There is a line of thought that suggests much of the problem of police, correctional and other social control systems being oppressive is a continuation of Jim Crow laws by other means.

Pjen I notice you omit the Northern Ireland statistics. They’re part of the UK and the police routinely go armed. :wink:

Switzerland has the third highest rate of gun ownership in the world (although with tighter controls than in the US. The NRA tends to omit that fact when they bring the Swiss up.) Their gun death and violence rates were higher than the UK but still lower than the US. Their total homicide rates run lower than the UK though (and honestly I might prefer getting shot to being hacked up with a machete. )

The gap in gun deaths between the US and UK is about an order of magnitude bigger than the gap in total homicide rates; we’re still more violent but it’s not as striking a difference. We use guns your countrymen have to make do with more primitive means. With guns my countrymen get the dirty deed done at a rate 4.7 times higher than yours. For that matter your country look mildly hotheaded compared to Germany that has lower homicide rates while still having armed police.

Maybe it’s not as simple as JUST the guns or the police culture. Maybe it’s the overall culture and how we relate to violence. Police culture is only a piece of what looks like an overall culture of violence. Homicides by police is only a small piece of the overall homicide rate. Changing some aspects of police culture probably can have some impacts by avoiding escalation. Police culture can’t exist completely outside the overall culture of violence though. Most police shootings involve armed suspects (predominantly armed with guns.) You don’t take a taser to a gunfight. The overall culture is harder to change since it’s not as simple as forcing it on those we hire to protect us if they want to keep the jobs.

There are three different police jurisdictions in the UK- Scotland, England and Wales, and Northern Ireland. Statistics are compiled individually.

In the last thirty years I can only find four cases where a RUC or PSNI officer shot and killed someone.

Of course the Army was on the streets in that time- much like the National Guard in Ferguson today. But we are talking about regular policing here, not insurrection or riot!
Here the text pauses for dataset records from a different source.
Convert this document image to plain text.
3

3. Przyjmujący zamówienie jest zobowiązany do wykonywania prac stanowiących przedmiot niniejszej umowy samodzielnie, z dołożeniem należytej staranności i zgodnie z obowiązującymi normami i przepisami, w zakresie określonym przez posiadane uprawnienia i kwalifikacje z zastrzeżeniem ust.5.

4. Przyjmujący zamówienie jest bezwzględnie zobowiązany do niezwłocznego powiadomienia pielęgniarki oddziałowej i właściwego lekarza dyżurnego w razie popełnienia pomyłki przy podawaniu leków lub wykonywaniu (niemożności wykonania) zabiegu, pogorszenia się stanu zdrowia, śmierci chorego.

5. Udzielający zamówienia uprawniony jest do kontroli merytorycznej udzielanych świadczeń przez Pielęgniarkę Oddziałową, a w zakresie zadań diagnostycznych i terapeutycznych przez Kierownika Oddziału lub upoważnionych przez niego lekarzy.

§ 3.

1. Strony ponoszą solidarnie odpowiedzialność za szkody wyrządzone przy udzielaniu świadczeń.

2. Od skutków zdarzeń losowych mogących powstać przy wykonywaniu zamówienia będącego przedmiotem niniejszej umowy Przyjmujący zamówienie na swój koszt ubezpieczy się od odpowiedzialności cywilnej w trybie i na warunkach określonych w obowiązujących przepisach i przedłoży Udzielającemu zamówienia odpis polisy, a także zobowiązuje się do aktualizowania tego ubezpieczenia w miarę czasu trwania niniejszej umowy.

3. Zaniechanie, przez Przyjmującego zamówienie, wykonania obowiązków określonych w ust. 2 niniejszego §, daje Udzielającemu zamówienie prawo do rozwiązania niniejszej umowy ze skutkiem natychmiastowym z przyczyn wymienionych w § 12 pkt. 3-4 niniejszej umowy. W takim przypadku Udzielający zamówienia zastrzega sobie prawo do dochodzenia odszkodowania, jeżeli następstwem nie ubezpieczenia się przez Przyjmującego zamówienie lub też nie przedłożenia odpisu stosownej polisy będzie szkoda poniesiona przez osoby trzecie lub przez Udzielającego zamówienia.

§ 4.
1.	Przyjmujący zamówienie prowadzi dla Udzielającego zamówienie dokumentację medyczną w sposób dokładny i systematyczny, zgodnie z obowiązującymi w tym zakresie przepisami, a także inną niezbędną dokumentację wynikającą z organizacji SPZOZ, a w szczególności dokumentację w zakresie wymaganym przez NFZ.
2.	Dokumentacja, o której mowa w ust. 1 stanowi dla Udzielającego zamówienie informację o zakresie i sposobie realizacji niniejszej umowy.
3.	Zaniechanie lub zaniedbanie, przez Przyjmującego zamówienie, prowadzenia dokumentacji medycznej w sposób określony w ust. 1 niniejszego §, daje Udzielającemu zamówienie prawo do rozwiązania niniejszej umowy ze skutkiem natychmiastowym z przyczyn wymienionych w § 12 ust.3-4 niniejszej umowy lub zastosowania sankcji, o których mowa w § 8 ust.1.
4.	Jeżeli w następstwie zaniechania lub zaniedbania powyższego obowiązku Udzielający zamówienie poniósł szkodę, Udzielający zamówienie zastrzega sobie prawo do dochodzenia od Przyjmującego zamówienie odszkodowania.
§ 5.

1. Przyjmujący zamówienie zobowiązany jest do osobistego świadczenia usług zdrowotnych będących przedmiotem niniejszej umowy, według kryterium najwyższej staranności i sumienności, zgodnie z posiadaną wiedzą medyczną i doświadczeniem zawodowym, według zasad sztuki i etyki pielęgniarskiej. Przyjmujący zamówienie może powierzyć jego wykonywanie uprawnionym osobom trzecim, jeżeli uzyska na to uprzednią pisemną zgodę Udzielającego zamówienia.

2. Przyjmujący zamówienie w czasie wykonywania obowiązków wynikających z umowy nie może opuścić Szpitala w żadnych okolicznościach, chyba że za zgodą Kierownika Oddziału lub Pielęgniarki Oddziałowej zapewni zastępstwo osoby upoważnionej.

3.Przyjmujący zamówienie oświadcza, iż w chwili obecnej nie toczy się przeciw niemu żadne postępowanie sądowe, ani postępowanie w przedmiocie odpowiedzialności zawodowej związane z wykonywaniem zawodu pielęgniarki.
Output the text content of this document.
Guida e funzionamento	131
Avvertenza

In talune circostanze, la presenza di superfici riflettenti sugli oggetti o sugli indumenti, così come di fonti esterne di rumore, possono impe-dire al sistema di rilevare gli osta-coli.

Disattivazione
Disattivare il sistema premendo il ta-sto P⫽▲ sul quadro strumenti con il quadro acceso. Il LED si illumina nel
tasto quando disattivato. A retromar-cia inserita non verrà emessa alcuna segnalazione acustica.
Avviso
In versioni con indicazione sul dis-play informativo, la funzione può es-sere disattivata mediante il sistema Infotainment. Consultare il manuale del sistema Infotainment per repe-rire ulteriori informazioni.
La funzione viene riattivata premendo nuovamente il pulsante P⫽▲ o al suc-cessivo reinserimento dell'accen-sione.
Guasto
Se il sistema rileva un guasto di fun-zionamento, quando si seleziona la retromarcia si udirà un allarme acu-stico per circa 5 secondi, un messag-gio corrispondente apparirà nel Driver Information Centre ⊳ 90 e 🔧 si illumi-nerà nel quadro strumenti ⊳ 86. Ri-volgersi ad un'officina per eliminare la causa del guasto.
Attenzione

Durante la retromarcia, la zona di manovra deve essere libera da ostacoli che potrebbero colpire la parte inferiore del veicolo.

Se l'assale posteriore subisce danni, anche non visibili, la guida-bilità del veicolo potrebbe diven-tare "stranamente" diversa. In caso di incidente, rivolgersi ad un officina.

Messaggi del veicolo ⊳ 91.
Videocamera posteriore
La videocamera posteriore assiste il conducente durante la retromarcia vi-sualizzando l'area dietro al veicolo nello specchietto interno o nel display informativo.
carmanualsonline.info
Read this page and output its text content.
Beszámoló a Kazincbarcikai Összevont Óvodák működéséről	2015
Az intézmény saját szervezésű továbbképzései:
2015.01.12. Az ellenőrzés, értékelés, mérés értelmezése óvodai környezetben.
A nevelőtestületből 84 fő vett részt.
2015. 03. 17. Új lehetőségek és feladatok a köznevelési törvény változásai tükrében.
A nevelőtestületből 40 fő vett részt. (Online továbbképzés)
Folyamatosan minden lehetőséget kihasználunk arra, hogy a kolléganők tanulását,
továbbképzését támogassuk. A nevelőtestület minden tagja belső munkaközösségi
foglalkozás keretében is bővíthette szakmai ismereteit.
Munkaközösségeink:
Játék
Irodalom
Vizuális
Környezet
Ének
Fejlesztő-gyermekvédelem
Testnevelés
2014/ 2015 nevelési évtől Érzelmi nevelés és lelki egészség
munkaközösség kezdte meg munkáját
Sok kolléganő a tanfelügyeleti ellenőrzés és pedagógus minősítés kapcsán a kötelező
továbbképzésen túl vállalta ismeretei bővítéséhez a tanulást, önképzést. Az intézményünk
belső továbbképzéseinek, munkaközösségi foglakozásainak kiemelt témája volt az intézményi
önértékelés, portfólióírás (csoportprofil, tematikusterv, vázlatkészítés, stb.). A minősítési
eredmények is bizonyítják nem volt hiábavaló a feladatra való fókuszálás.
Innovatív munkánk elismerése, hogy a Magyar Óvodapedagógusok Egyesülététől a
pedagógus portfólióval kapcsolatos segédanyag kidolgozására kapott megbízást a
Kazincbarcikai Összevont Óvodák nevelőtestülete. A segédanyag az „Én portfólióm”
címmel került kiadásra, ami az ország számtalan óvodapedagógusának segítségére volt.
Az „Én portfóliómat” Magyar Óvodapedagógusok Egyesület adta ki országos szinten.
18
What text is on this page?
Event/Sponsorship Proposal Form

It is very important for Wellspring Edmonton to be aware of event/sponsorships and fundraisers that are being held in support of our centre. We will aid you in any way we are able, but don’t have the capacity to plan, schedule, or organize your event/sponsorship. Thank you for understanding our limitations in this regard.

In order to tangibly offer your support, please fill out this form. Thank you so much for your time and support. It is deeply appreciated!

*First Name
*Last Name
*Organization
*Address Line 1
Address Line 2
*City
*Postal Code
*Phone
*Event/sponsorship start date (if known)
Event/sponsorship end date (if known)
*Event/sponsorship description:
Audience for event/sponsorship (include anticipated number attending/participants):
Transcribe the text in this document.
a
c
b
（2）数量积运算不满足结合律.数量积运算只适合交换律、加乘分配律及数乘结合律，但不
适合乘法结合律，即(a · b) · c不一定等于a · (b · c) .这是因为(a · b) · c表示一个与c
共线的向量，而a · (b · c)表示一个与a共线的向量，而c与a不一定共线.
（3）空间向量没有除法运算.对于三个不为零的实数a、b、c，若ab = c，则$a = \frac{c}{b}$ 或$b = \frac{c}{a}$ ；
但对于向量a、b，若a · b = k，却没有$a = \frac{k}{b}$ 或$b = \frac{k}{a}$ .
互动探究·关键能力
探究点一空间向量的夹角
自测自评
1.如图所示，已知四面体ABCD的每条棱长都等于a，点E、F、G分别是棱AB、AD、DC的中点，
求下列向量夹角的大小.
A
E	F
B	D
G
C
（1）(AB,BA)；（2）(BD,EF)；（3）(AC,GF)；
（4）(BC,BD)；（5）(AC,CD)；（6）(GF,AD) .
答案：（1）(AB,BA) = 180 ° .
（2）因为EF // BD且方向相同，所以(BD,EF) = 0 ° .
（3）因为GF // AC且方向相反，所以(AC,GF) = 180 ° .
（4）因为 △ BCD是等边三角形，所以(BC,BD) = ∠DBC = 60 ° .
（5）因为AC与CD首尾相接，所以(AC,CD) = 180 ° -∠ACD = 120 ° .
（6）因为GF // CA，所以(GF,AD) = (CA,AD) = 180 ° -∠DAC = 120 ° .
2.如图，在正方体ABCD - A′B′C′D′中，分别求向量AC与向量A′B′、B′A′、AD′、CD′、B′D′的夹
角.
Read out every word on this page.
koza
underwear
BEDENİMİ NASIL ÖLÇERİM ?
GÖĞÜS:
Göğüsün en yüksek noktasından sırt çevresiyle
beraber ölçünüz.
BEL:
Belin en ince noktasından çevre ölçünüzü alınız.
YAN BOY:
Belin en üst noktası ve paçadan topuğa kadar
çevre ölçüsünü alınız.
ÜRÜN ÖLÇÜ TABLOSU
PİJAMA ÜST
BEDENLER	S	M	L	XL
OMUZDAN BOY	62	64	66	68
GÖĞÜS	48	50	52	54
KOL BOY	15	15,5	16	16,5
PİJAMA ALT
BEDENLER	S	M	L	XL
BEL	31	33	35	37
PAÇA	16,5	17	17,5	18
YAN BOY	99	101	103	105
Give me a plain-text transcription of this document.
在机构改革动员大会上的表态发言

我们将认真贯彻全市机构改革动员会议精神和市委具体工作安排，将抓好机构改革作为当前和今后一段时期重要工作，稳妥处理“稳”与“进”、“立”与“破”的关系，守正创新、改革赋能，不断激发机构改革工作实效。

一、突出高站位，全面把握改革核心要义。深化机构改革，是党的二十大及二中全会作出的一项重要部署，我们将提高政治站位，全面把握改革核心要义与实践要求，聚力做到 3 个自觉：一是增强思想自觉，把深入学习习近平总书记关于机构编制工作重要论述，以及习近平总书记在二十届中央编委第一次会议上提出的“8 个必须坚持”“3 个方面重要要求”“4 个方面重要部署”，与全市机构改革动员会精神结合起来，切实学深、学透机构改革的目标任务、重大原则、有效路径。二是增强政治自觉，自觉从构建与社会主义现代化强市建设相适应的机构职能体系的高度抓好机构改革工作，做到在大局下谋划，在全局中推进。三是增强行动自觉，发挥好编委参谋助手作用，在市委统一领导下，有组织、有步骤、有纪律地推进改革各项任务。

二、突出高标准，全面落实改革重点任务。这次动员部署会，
Total Intentional Homicide
USA 14,827 Rate 4.2
UK 653 Rate 1.0
Germany 662 Rate 0.8

I pulled the UN Office of Drugs and Crime data for 2002-2012. That shows my worse number of 4.7 ; either way we suck compared to most of Europe except for some exceptions like the Baltic Republics.

I had no idea that “changing the culture” was so simple and easy. Could you offer us some tips as to how you managed it, since us uncivilized Americans are too bloodthirsty and barbaric to figure it out on our own?